ANTONIO ROSSI.--_Le duc d'Albe._
Antonio Rossi est né à Naples, de bonne famille; il a cinquante et un
ans; il entra pour la première fois dans l'établissement le 25 mai 1842,
et en sortit, sans être guéri, le 15 juin de la même année. Alors, il
voyagea beaucoup, mais finit par entrer dans une maison de fous
anglaise, et revint à celle d'Aversa le 9 octobre 1862, affecté de
pervertissement et d'exagération dans le sens de l'_estime de soi-même_,
et d'hallucinations intérieures qui amènent son esprit à éprouver des
souffrances cérébrales dans les mêmes organes de la vie physique qui
sont en relation avec le cerveau. Les perceptions, les tendances, et
quelques sentiments d'Antonio Rossi s'exercent régulièrement. Il croit
que c'est la reine d'Angleterre qui, préoccupée de bons sentiments pour
lui, l'a recommandé à M. Miraglia, et qui paye sa pension dans
l'établissement.
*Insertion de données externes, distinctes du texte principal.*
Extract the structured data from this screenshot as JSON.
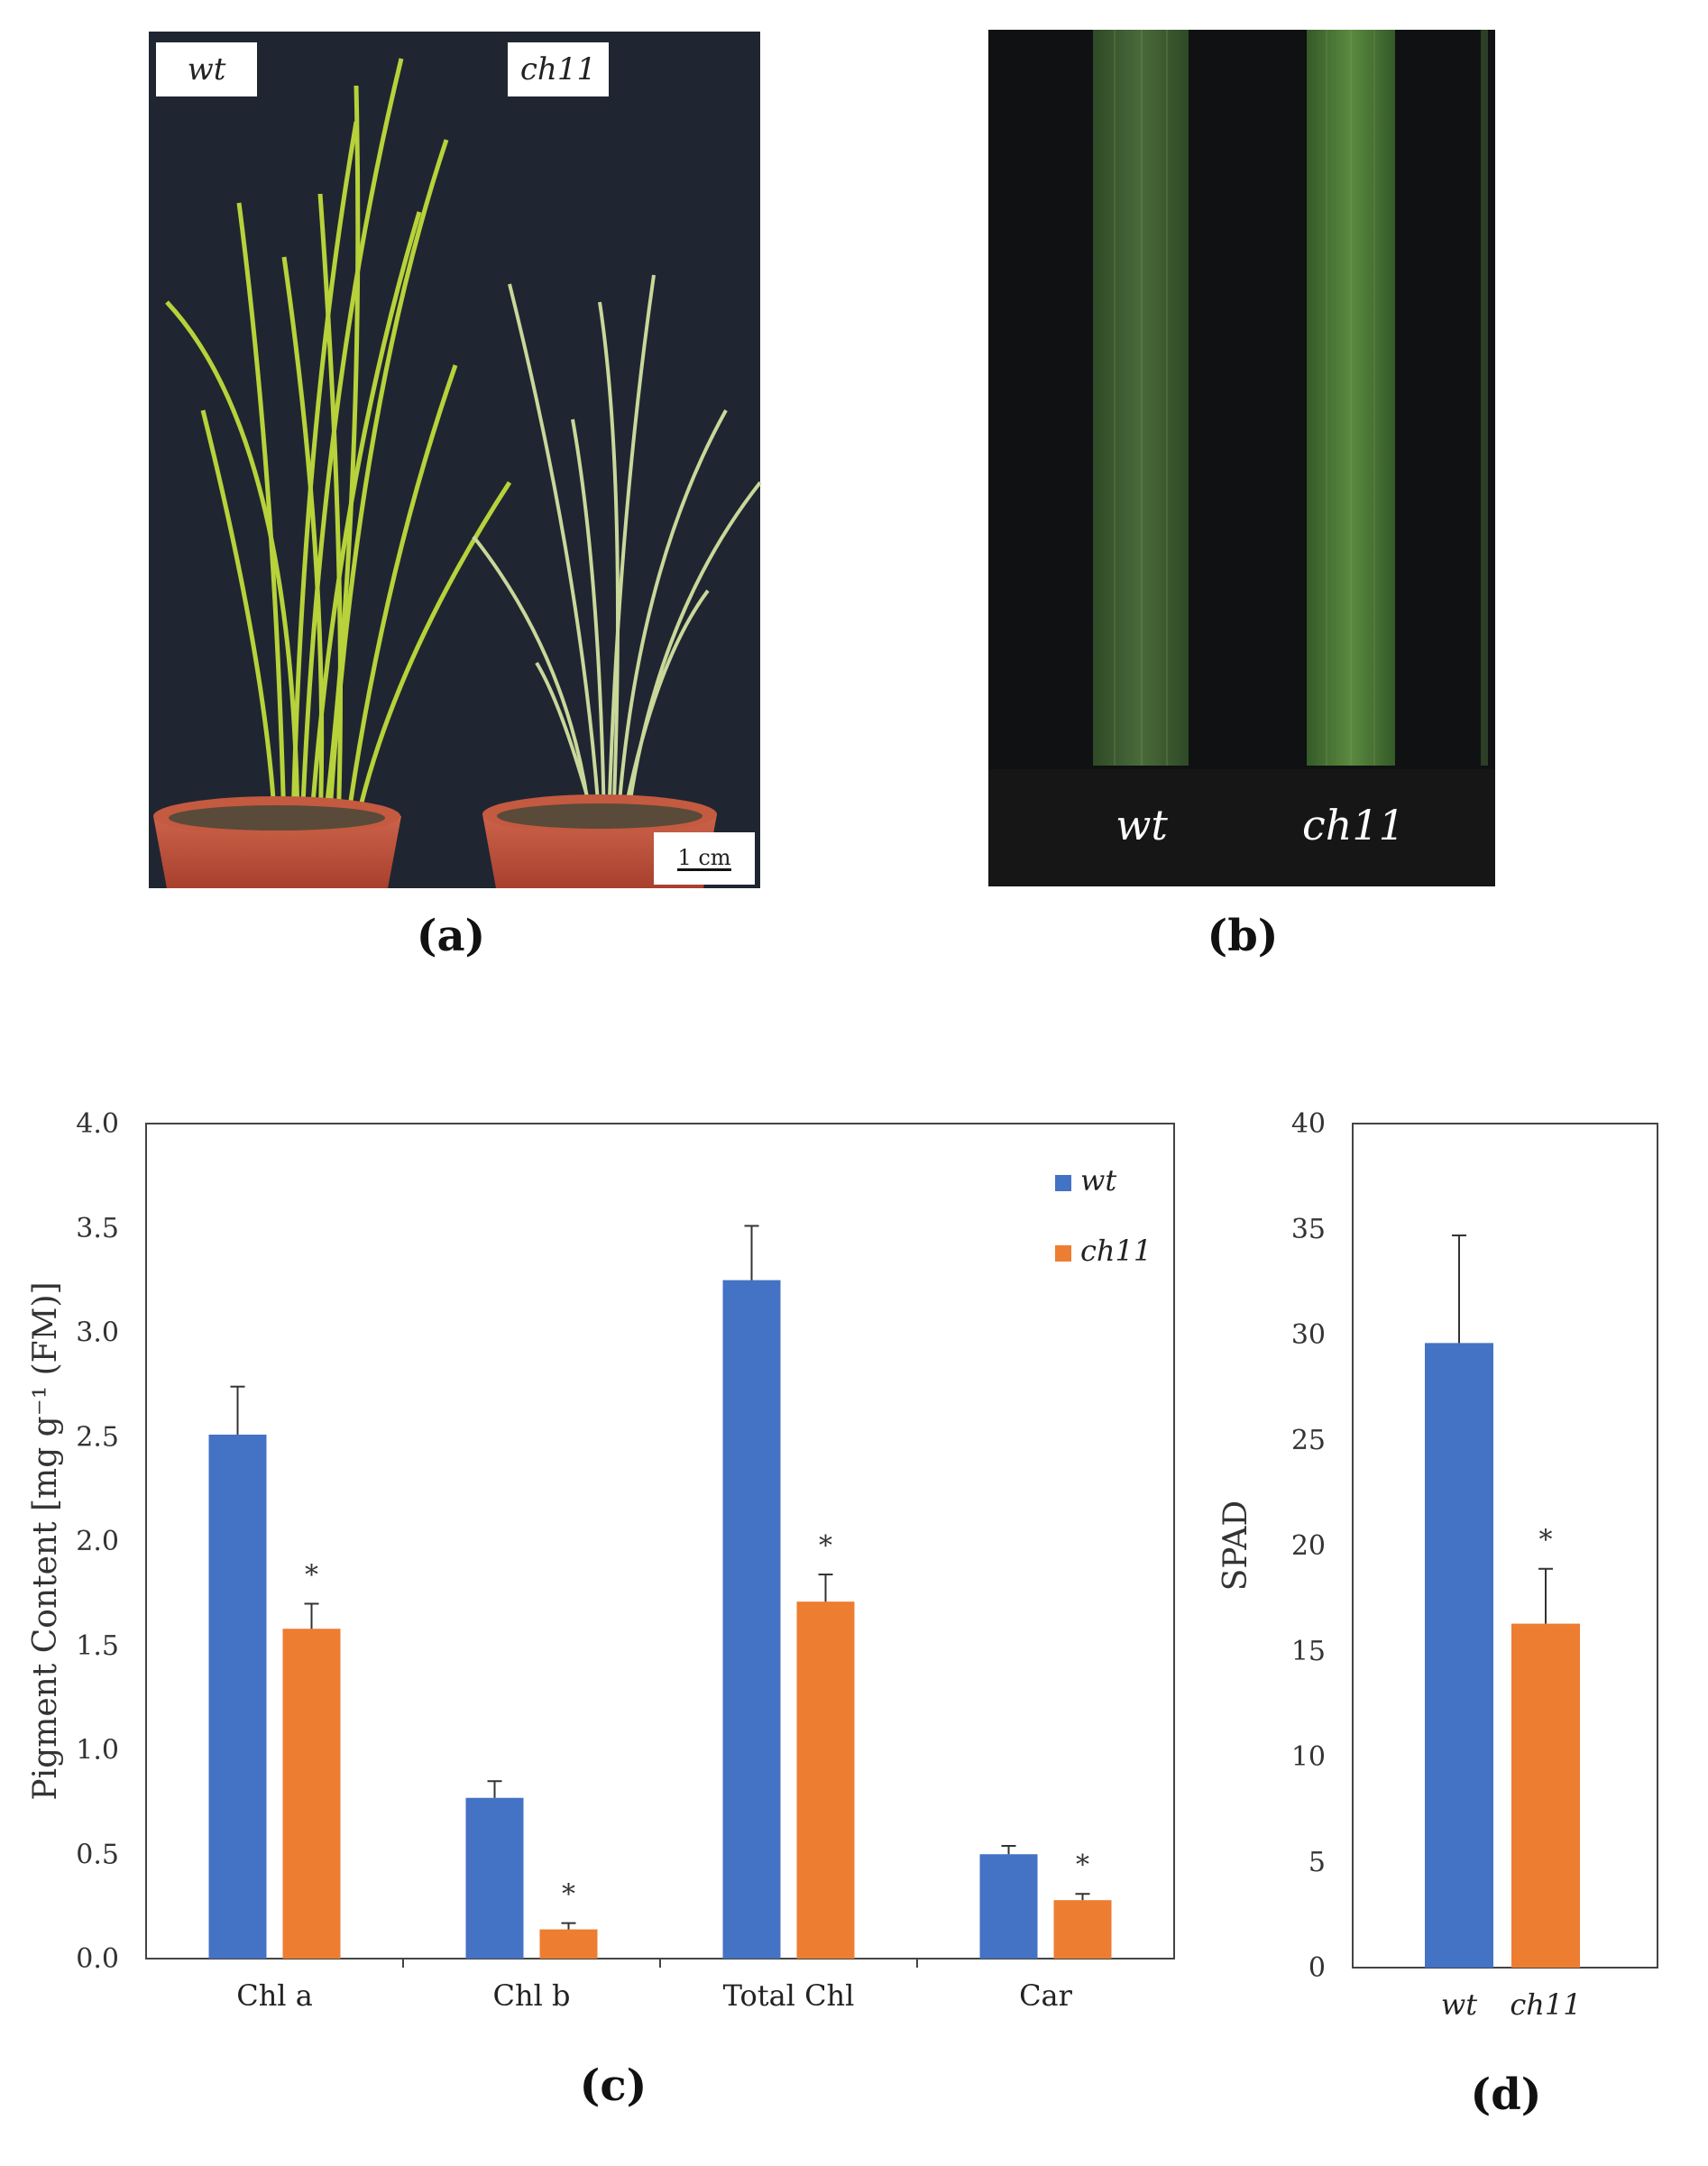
{
  "panel_a": {
    "label": "(a)",
    "left_tag": "wt",
    "right_tag": "ch11",
    "scale_bar": "1 cm"
  },
  "panel_b": {
    "label": "(b)",
    "left_tag": "wt",
    "right_tag": "ch11"
  },
  "panel_c": {
    "label": "(c)"
  },
  "panel_d": {
    "label": "(d)"
  },
  "colors": {
    "wt": "#4472C4",
    "ch11": "#ED7D31",
    "background_photo": "#1e2530"
  },
  "chart_data": [
    {
      "type": "bar",
      "ylabel": "Pigment Content [mg g⁻¹ (FM)]",
      "ylim": [
        0,
        4
      ],
      "yticks": [
        "0.0",
        "0.5",
        "1.0",
        "1.5",
        "2.0",
        "2.5",
        "3.0",
        "3.5",
        "4.0"
      ],
      "categories": [
        "Chl a",
        "Chl b",
        "Total Chl",
        "Car"
      ],
      "legend_position": "top-right",
      "series": [
        {
          "name": "wt",
          "values": [
            2.51,
            0.77,
            3.25,
            0.5
          ],
          "errors": [
            0.23,
            0.08,
            0.26,
            0.04
          ]
        },
        {
          "name": "ch11",
          "values": [
            1.58,
            0.14,
            1.71,
            0.28
          ],
          "errors": [
            0.12,
            0.03,
            0.13,
            0.03
          ]
        }
      ],
      "significance": [
        "*",
        "*",
        "*",
        "*"
      ]
    },
    {
      "type": "bar",
      "ylabel": "SPAD",
      "ylim": [
        0,
        40
      ],
      "yticks": [
        "0",
        "5",
        "10",
        "15",
        "20",
        "25",
        "30",
        "35",
        "40"
      ],
      "categories": [
        "wt",
        "ch11"
      ],
      "values": [
        29.6,
        16.3
      ],
      "errors": [
        5.1,
        2.6
      ],
      "significance": [
        "",
        "*"
      ]
    }
  ]
}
Malgré cette exagération de l'estime de soi-même, il
est très-docile, très-affable, accepte facilement tout rôle où la
puissance et l'orgueil peuvent s'exercer; c'est pourquoi il fut facile
de lui faire représenter, dans _le Bourgeois de Gand_, le rôle du duc
d'Albe; mais il refusa complétement toute relation avec le souffleur,
disant qu'il était un homme d'éducation; qu'il savait ce qu'il avait à
dire, et, par conséquent, n'avait pas besoin qu'on lui dictât ses
réponses. C'est un bel exemple donné par un fou aux artistes italiens
qui ne savent jamais leurs rôles et qui tirent, en général, chaque
phrase l'une après l'autre de la bouche du souffleur.
Antonio Rossi parle très-bien l'anglais et le français.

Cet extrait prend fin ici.